Fault orientation in damage failure under compression

TL;DR

This study challenges the traditional use of the Mohr-Coulomb criterion for predicting fault orientations in geosciences, showing that actual fault angles are governed by the most unstable damage mode and are influenced by microstructural disorder.

Contribution

It introduces a damage model that reveals fault orientations are not dictated by Mohr-Coulomb but by the most unstable damage mode, considering microstructural disorder.

Findings

Fault orientation differs from Mohr-Coulomb predictions.

Microstructural disorder influences fault angles.
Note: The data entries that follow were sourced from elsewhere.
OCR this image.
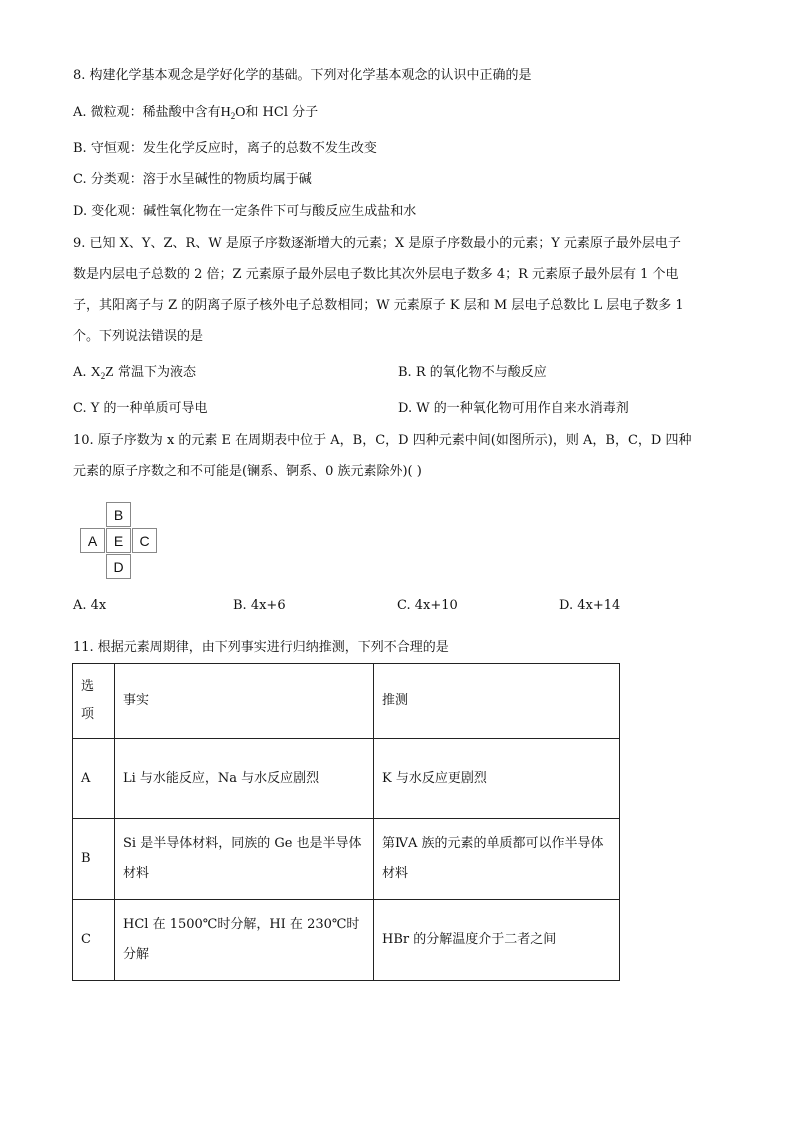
8. 构建化学基本观念是学好化学的基础。下列对化学基本观念的认识中正确的是
A. 微粒观：稀盐酸中含有$H_2O$和 HCl 分子
B. 守恒观：发生化学反应时，离子的总数不发生改变
C. 分类观：溶于水呈碱性的物质均属于碱
D. 变化观：碱性氧化物在一定条件下可与酸反应生成盐和水
9. 已知 X、Y、Z、R、W 是原子序数逐渐增大的元素；X 是原子序数最小的元素；Y 元素原子最外层电子
数是内层电子总数的 2 倍；Z 元素原子最外层电子数比其次外层电子数多 4；R 元素原子最外层有 1 个电
子，其阳离子与 Z 的阴离子原子核外电子总数相同；W 元素原子 K 层和 M 层电子总数比 L 层电子数多 1
个。下列说法错误的是
A. $X_2Z$ 常温下为液态	B. R 的氧化物不与酸反应
C. Y 的一种单质可导电	D. W 的一种氧化物可用作自来水消毒剂
10. 原子序数为 x 的元素 E 在周期表中位于 A，B，C，D 四种元素中间(如图所示)，则 A，B，C，D 四种
元素的原子序数之和不可能是(镧系、锕系、0 族元素除外)( )
B
A	E	C
D
A. 4x	B. 4x+6	C. 4x+10	D. 4x+14
11. 根据元素周期律，由下列事实进行归纳推测，下列不合理的是
选项	事实	推测
A	Li 与水能反应，Na 与水反应剧烈	K 与水反应更剧烈
B	Si 是半导体材料，同族的 Ge 也是半导体材料	第ⅣA 族的元素的单质都可以作半导体材料
C	HCl 在 1500℃时分解，HI 在 230℃时分解	HBr 的分解温度介于二者之间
Most unstable damage mode determines fault orientation.

Abstract

The Mohr-Coulomb criterion is widely used in geosciences to relate the state of stress at failure to the observed orientation of the resulting faults. This relation is based on the assumption that the fault occurs along a plane that maximizes the Coulomb stress. Here, we test this hypothesis using an elastic, progressive damage model that implements the Mohr-Coulomb criterion at the local scale. We find that the orientation of the fault is not given by the Mohr-Coulomb criterion. Instead, for minimal disorder, it corresponds to the most unstable mode of damage in the model, which we determine through a linear stability analysis of the homogeneously damaged state. Our simulations show that microstructural disorder significantly affects the orientation of the fault, which, however, remains always far from the Mohr-Coulomb prediction.